CS 5761 - Introduction to Natural Language Processing

Project Proposal due by noon Tuesday March 26 via email to tpederse and patw0006. Please submit plain text, with no attachments.


To find a topic for your project, and do some background research on it.


You will complete an individual project that involves producing both a Perl implementation and a written report dealing with some interesting problem in Natural Language Processing. You may select your own topic. My only requirements are that it be in text processing and have been at least mentioned (if only in passing) in our textbook.

Please make sure you do not choose an overly broad topic. 'Part of Speech Tagging using a Trigram model and Good-Turing Smoothing' is an example of an interesting and well-focused project. 'A Program to Translate English Text into German' is potentially interesting but will take you several decades to properly complete.

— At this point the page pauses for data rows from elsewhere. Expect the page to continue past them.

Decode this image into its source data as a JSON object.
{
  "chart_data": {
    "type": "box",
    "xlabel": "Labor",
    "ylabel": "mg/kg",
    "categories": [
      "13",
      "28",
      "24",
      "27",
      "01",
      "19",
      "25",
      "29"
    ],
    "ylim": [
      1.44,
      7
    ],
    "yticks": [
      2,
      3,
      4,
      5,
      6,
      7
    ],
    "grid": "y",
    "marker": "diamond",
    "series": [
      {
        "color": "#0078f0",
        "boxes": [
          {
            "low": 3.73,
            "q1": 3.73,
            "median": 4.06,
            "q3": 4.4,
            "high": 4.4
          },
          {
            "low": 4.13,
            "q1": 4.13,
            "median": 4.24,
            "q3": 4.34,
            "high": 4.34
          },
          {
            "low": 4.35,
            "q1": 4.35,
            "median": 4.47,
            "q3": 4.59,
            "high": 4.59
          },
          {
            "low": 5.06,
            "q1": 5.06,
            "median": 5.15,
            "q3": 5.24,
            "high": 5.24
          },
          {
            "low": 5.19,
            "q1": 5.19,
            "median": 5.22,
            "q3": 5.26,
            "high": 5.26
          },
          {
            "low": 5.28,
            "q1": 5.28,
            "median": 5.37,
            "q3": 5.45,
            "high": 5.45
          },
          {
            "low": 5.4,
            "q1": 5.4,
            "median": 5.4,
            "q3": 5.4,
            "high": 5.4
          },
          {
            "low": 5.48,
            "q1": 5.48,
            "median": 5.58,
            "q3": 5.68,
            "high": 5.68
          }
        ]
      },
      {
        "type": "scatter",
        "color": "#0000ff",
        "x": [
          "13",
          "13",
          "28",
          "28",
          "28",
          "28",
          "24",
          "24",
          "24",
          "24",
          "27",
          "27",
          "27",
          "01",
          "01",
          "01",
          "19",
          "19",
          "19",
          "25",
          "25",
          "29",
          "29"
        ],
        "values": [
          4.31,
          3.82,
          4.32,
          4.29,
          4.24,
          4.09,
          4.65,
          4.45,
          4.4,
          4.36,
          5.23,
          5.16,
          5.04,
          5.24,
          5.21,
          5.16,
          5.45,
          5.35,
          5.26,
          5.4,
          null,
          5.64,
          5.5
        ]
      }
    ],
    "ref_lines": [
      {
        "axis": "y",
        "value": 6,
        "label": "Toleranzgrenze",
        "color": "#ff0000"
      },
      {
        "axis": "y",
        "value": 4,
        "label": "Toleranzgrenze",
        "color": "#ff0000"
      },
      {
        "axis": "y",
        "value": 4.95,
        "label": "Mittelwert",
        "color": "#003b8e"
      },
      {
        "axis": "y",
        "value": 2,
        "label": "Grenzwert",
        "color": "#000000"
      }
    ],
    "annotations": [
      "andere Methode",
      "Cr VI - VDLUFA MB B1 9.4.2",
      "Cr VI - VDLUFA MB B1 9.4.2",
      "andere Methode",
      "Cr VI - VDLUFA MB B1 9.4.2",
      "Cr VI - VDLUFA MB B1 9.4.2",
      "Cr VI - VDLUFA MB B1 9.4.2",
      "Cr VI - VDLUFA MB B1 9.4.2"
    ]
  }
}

Make your project focused, but on the other hand it should not be trivial. Implementing a minimum-edit distance program like we did for one of our programming assignments is focused but fairly trivial relative to the amount of time we are allowing for project completion. Please check with me if you aren't sure if your topic is suitable or not.

By Tuesday March 26 you should have produced a project proposal. It should include the following: This does not need to be a lengthy document, but it should be well written and carefully thought-out. It will provide a road map for your project so the more you put into this the more smoothly your project will go. If I have significant concerns about your topic or some aspect of your proposal I will let you know by Monday April 1 and possibly request that you choose a new topic or provide additional details.

Policies (from syllabus)

All programming assignments and your project will be demonstrated during designated lab sessions. You should also submit an electronic copy of your source code to the TA prior to the designated demo session. (His email address is patw0006@d.umn.edu.) There is no other way to submit your programming assignments or project. Failure to submit AND demo on time will result in a zero.

Any code you submit should be commented. I must be able to understand what your code does simply by reading the comments. This understanding should extend down to the details of your code. So do not simply describe the input and output, also include comments that describe your particular algorithm and coding techniques. Failure to comment to this degree will result in a zero.

All assignments and the project are to be done individually. You are required to write your own code. Unless otherwise specified, you must only turn in code that you personally wrote. The only possible exception to this is if I tell you to use a module that is available in a book or online archive. However, I will clearly indicate when this is permissible. Violations of this policy will result in severe grading penalties and/or failure in the class.